The flip side of that is the fuel efficiency, which is impressive at an EPA-estimated 28 miles per gallon (mpg) on the highway and 23 mpg in the city. In a real-world fuel fill up the Audi Q5 returned almost 27 mpg in mixed driving.

As far as coupe-shaped SUVs go, the 2021 Audi Q5 Sportback is better than most, but it does ride extra high thanks to its off-road driving mode and ability. That also slows down its reaction a bit and looks a little strange curbside.

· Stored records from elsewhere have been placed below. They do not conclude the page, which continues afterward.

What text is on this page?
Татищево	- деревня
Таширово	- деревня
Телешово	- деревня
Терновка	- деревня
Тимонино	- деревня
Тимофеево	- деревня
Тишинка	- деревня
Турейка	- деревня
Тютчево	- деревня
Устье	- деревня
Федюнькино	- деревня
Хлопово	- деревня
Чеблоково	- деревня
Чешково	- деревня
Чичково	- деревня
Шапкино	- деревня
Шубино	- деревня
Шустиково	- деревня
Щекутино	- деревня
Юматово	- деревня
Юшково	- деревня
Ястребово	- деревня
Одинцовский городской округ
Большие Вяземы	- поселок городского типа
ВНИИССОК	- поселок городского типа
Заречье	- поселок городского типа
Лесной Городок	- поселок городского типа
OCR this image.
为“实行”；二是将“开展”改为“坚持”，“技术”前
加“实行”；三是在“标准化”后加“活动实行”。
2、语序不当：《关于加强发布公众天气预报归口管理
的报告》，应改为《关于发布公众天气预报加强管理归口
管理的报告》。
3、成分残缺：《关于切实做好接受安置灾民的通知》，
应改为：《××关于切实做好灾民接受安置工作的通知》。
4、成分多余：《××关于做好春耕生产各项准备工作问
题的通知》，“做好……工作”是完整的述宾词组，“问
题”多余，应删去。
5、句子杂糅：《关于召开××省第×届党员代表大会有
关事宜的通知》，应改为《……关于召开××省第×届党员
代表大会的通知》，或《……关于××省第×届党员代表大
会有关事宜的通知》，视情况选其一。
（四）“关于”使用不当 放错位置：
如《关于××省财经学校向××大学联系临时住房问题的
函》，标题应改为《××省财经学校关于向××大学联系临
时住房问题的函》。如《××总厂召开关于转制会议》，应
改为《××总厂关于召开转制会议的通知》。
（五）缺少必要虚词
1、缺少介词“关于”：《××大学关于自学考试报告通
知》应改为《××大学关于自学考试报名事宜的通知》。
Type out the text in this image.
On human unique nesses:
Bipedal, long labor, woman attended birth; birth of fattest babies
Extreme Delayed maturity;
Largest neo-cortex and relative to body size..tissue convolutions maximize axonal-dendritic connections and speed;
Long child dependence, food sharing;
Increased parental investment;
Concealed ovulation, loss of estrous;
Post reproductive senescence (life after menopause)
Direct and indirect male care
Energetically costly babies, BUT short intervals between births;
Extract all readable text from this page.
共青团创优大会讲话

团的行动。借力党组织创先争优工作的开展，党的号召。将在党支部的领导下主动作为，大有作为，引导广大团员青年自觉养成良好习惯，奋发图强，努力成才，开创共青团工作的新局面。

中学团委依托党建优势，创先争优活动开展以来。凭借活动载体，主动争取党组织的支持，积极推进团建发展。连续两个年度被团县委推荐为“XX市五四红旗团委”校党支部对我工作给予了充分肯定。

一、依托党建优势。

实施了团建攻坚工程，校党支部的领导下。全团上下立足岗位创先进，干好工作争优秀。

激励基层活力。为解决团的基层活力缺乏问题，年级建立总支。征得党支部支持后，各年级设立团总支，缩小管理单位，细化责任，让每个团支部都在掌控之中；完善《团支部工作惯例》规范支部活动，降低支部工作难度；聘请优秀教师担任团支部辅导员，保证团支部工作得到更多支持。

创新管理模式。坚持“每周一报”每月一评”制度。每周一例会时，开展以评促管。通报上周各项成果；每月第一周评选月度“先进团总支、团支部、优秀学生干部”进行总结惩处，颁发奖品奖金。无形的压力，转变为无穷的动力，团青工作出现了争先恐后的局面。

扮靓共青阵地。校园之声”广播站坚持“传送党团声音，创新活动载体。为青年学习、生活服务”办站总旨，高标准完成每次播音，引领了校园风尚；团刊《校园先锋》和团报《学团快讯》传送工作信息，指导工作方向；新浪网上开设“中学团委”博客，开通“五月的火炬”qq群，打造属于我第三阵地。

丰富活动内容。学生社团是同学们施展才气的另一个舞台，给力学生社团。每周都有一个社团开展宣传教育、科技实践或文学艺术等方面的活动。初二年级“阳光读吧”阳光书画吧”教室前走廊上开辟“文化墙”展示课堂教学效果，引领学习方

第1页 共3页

The sleek Q5 Sportback ($48,895) competes with other rounded SUVs like the BMW X4 ($51,800), Mercedes-Benz GLC Coupe ($52,500), Genesis GV70 (a steal at $41,500) and Alfa Romeo Stelvio ($45,550). The Cadillac XT5 ($43,995), Acura RDX ($41,00) and a few others will also compete for the same compact luxury buyers, and are also worth a look.

If buyers are looking for a competent and handsome crossover that won't have your neighbors in the driveway excitedly asking questions, the Q5 Sportback is a good place to start. The Alfa Romeo and Genesis deliver more visual drama and may court onlookers. For buyers looking to blend in, the German three are the easiest way to go.